DL: Developmentally, are there any specific areas where you might be further along had you spent the last three years in pro ball?

JA: I honestly don't know. I guess in some ways I probably would be, but in other ways I wouldn't be the player I am now. You don't have the same level of specific instruction in college as you do here, with things like hitting and pitching coaches, and catching instructors, but what I experienced playing at Tennessee and with Team USA was invaluable. It would be hard to replace that.

DL: What was draft day like for you, and were you surprised with any of the picks?

JA: I was with my family, watching on TV, and it was definitely memorable. There were 13 players from Team USA taken in the first round--something crazy like that--so I did know a lot of the guys. As far as surprises, there weren't really any in my mind. I knew David Price would go number one, because he's an amazing pitcher, and after that everything pretty much made sense to me.

DL: A lot of people were surprised that Matt LaPorta went seventh overall.

JA: Sure, but a lot of people don't understand just how good he is, or how smart he is. Not only is he a great hitter, he's a real student of the game. I have the utmost respect for Matt LaPorta, and I think Milwaukee made a really good decision in taking him. He's going to be a successful major league player for a long time.
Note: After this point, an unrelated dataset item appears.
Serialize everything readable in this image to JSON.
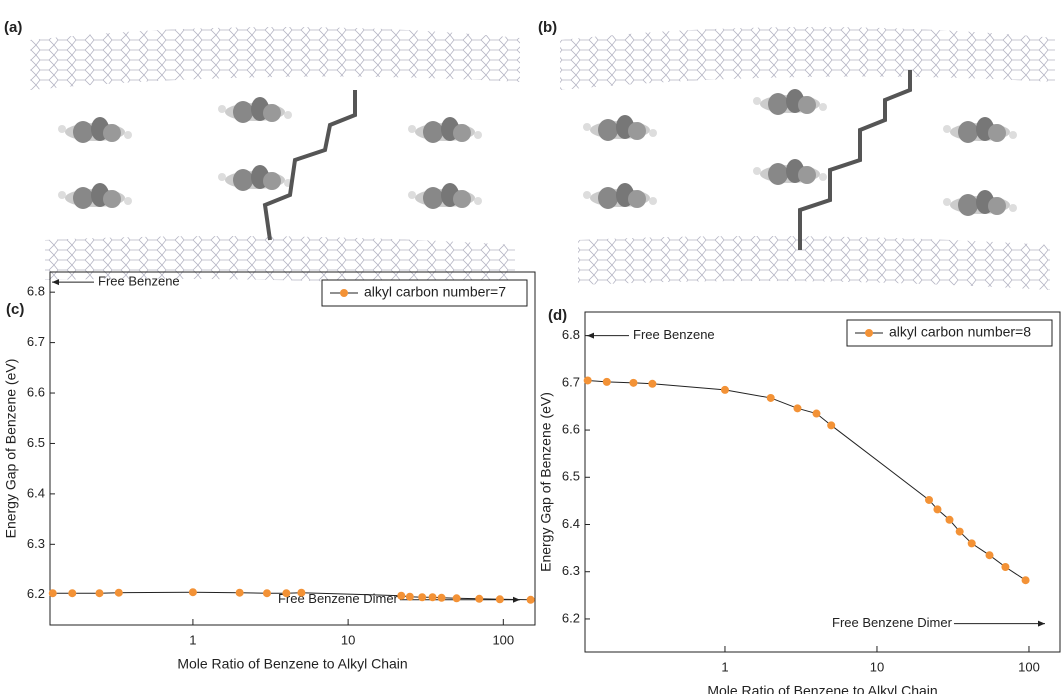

DL: Which teams showed the most interest in you prior to the draft, and did you have a pretty good idea of where you'd end up?
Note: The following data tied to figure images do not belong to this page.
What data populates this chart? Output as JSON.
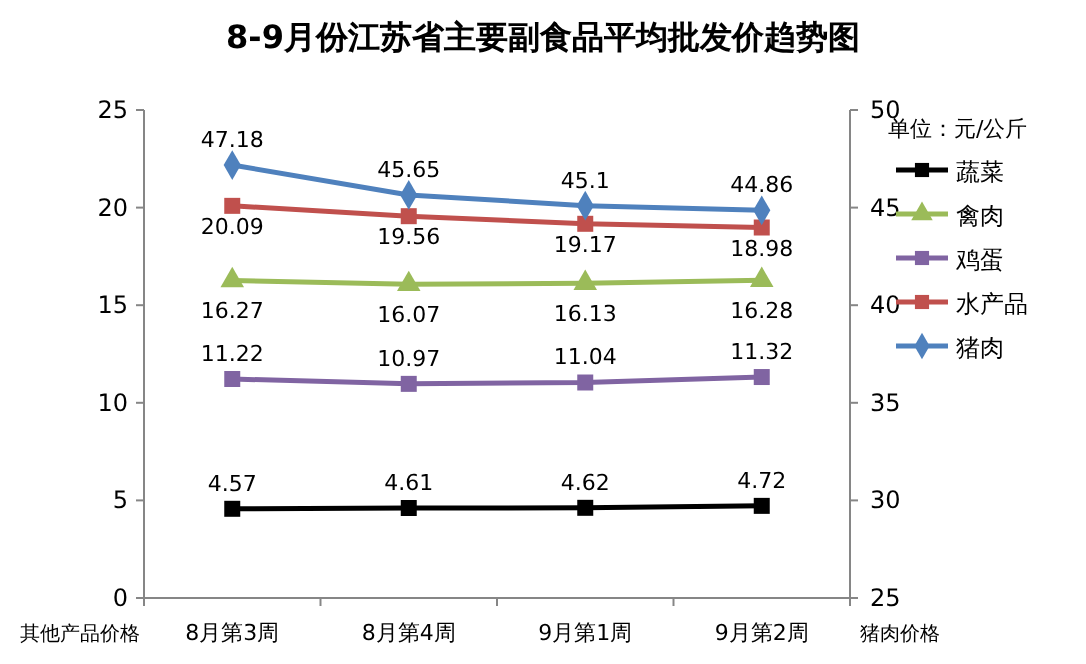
{
  "chart_data": {
    "type": "line",
    "title": "8-9月份江苏省主要副食品平均批发价趋势图",
    "categories": [
      "8月第3周",
      "8月第4周",
      "9月第1周",
      "9月第2周"
    ],
    "ylabel": "其他产品价格",
    "y2label": "猪肉价格",
    "legend_title": "单位：元/公斤",
    "ylim": [
      0,
      25
    ],
    "yticks": [
      0,
      5,
      10,
      15,
      20,
      25
    ],
    "y2lim": [
      25,
      50
    ],
    "y2ticks": [
      25,
      30,
      35,
      40,
      45,
      50
    ],
    "grid": false,
    "legend": "right",
    "data_labels": true,
    "series": [
      {
        "name": "蔬菜",
        "color": "#000000",
        "marker": "square",
        "values": [
          4.57,
          4.61,
          4.62,
          4.72
        ]
      },
      {
        "name": "禽肉",
        "color": "#9bbb59",
        "marker": "triangle",
        "values": [
          16.27,
          16.07,
          16.13,
          16.28
        ]
      },
      {
        "name": "鸡蛋",
        "color": "#8064a2",
        "marker": "square",
        "values": [
          11.22,
          10.97,
          11.04,
          11.32
        ]
      },
      {
        "name": "水产品",
        "color": "#c0504d",
        "marker": "square",
        "values": [
          20.09,
          19.56,
          19.17,
          18.98
        ]
      },
      {
        "name": "猪肉",
        "color": "#4f81bd",
        "marker": "diamond",
        "axis": "y2",
        "values": [
          47.18,
          45.65,
          45.1,
          44.86
        ]
      }
    ]
  }
}
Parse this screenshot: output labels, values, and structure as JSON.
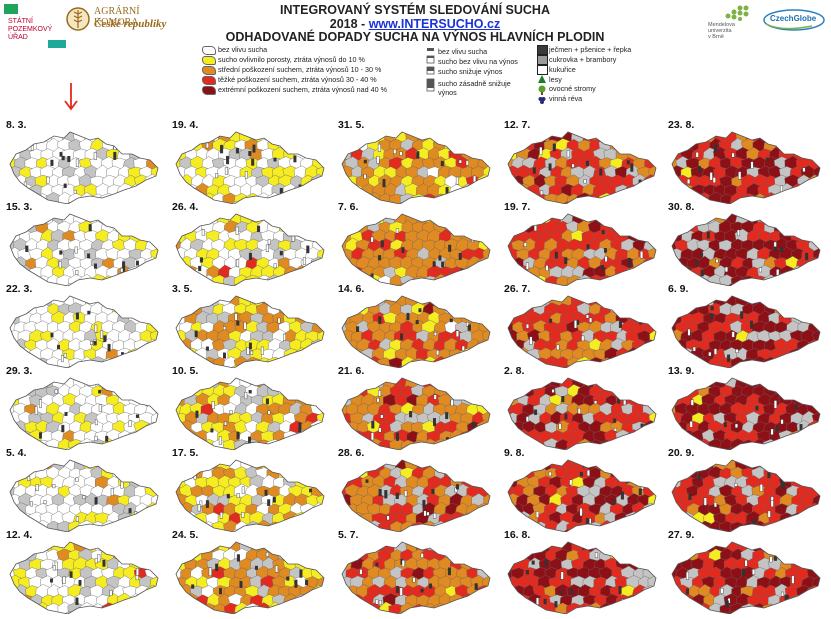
{
  "header": {
    "org1": {
      "lines": [
        "STÁTNÍ",
        "POZEMKOVÝ",
        "ÚŘAD"
      ]
    },
    "org2": {
      "line1": "AGRÁRNÍ KOMORA",
      "line2": "České republiky"
    },
    "title_line1": "INTEGROVANÝ SYSTÉM SLEDOVÁNÍ SUCHA",
    "title_year": "2018 - ",
    "title_url": "www.INTERSUCHO.cz",
    "subtitle": "ODHADOVANÉ DOPADY SUCHA NA VÝNOS HLAVNÍCH PLODIN",
    "org3": {
      "lines": [
        "Mendelova",
        "univerzita",
        "v Brně"
      ]
    },
    "org4": {
      "label": "CzechGlobe"
    }
  },
  "colors": {
    "none": "#ffffff",
    "light": "#f5ec22",
    "medium": "#e08a22",
    "heavy": "#e32a1e",
    "extreme": "#8e1017",
    "other": "#c4c4c4",
    "url": "#1a32d8"
  },
  "legend": {
    "impact": [
      {
        "label": "bez vlivu sucha",
        "color": "#ffffff"
      },
      {
        "label": "sucho ovlivnilo porosty, ztráta výnosů do 10 %",
        "color": "#f5ec22"
      },
      {
        "label": "střední poškození suchem, ztráta výnosů 10 - 30 %",
        "color": "#e08a22"
      },
      {
        "label": "těžké poškození suchem, ztráta výnosů 30 - 40 %",
        "color": "#e32a1e"
      },
      {
        "label": "extrémní poškození suchem, ztráta výnosů nad 40 %",
        "color": "#8e1017"
      }
    ],
    "bars": [
      "bez vlivu sucha",
      "sucho bez vlivu na výnos",
      "sucho snižuje výnos",
      "sucho zásadně snižuje",
      "výnos"
    ],
    "crops": [
      "ječmen + pšenice + řepka",
      "cukrovka + brambory",
      "kukuřice"
    ],
    "symbols": [
      "lesy",
      "ovocné stromy",
      "vinná réva"
    ]
  },
  "maps": [
    {
      "date": "8. 3.",
      "level": 0
    },
    {
      "date": "19. 4.",
      "level": 1
    },
    {
      "date": "31. 5.",
      "level": 3
    },
    {
      "date": "12. 7.",
      "level": 6
    },
    {
      "date": "23. 8.",
      "level": 7
    },
    {
      "date": "15. 3.",
      "level": 0
    },
    {
      "date": "26. 4.",
      "level": 1
    },
    {
      "date": "7. 6.",
      "level": 4
    },
    {
      "date": "19. 7.",
      "level": 6
    },
    {
      "date": "30. 8.",
      "level": 8
    },
    {
      "date": "22. 3.",
      "level": 0
    },
    {
      "date": "3. 5.",
      "level": 2
    },
    {
      "date": "14. 6.",
      "level": 4
    },
    {
      "date": "26. 7.",
      "level": 6
    },
    {
      "date": "6. 9.",
      "level": 8
    },
    {
      "date": "29. 3.",
      "level": 0
    },
    {
      "date": "10. 5.",
      "level": 2
    },
    {
      "date": "21. 6.",
      "level": 5
    },
    {
      "date": "2. 8.",
      "level": 7
    },
    {
      "date": "13. 9.",
      "level": 8
    },
    {
      "date": "5. 4.",
      "level": 0
    },
    {
      "date": "17. 5.",
      "level": 2
    },
    {
      "date": "28. 6.",
      "level": 5
    },
    {
      "date": "9. 8.",
      "level": 7
    },
    {
      "date": "20. 9.",
      "level": 7
    },
    {
      "date": "12. 4.",
      "level": 1
    },
    {
      "date": "24. 5.",
      "level": 3
    },
    {
      "date": "5. 7.",
      "level": 5
    },
    {
      "date": "16. 8.",
      "level": 7
    },
    {
      "date": "27. 9.",
      "level": 7
    }
  ]
}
JA: I knew who the players were, yes. I met with all of the teams, but I had a decent idea of how it might play out. Toronto was one of the teams that showed the most interest, and I'm glad it worked out the way it did. This is a great organization for me.

DL: You were heavily scouted prior to the draft. How much of a distraction was that?

JA: I didn't look at it that way. More than anything, I saw it as being lucky, because not everyone has this opportunity, especially to be a first-round pick. It's only a distraction if you let it be one, and I actually enjoyed the experience.

DL: When you signed, did you primarily leave everything up to your agent, or did you involve yourself in the negotiation process?

JA: I did involve myself. My family and I decided on an agent, but signing was ultimately my decision--that part was up to me. You pretty much know from your pre-draft meetings with scouts what teams are thinking money-wise, so you understand how you're being valued and what to expect. But money wasn't a big issue for me. As long as I was treated fairly, I knew I'd sign. What I wanted most was to get started with my pro career.

DL: Outside of the travel, what has been the biggest difference going from college to pro ball?

JA: It's the everyday routine, learning to keep everything easy and on an even keel. You need to know that if you go 0-for-4, you can come back the next day and go 4-for-4. You can't get too up or too down, because it's a long season and you have to be ready day after day, not just a few times a week like in college.

DL: Who is the most impressive pitcher you're catching right now?

JA: The guy going tonight, Brett Cecil, is lights out. He has great stuff, including a good fastball and slider. He's just an outstanding pitcher.

DL: Who were the best pitchers you caught in your amateur career?

JA: Having caught for Team USA, there are a lot of good ones. Shoot, I've caught David Price, Max Scherzer, Luke Hochevar, and Ian Kennedy, to name just a few. They all have different things that make them so good. Price and Scherzer can get it up there as high as 98 [MPH]; Kennedy is more upper 80s to low 90s, but he dots the zone as well as anyone I've ever seen. Something else that separates them is how humble they are. They're all great guys.

DL: Last one--which big league ballparks are you most looking forward to hitting in?

JA: I'm just looking forward to playing in the big leagues, period. But right now, I just need to take care of today's game. You can't look past today in the game of baseball. Everyone needs to develop in the minor leagues, and that's what I'm here to do. It's a step on the way to getting where I want to be, and I'm taking it seriously. This is a great opportunity for me, and I'm going to make the most of it.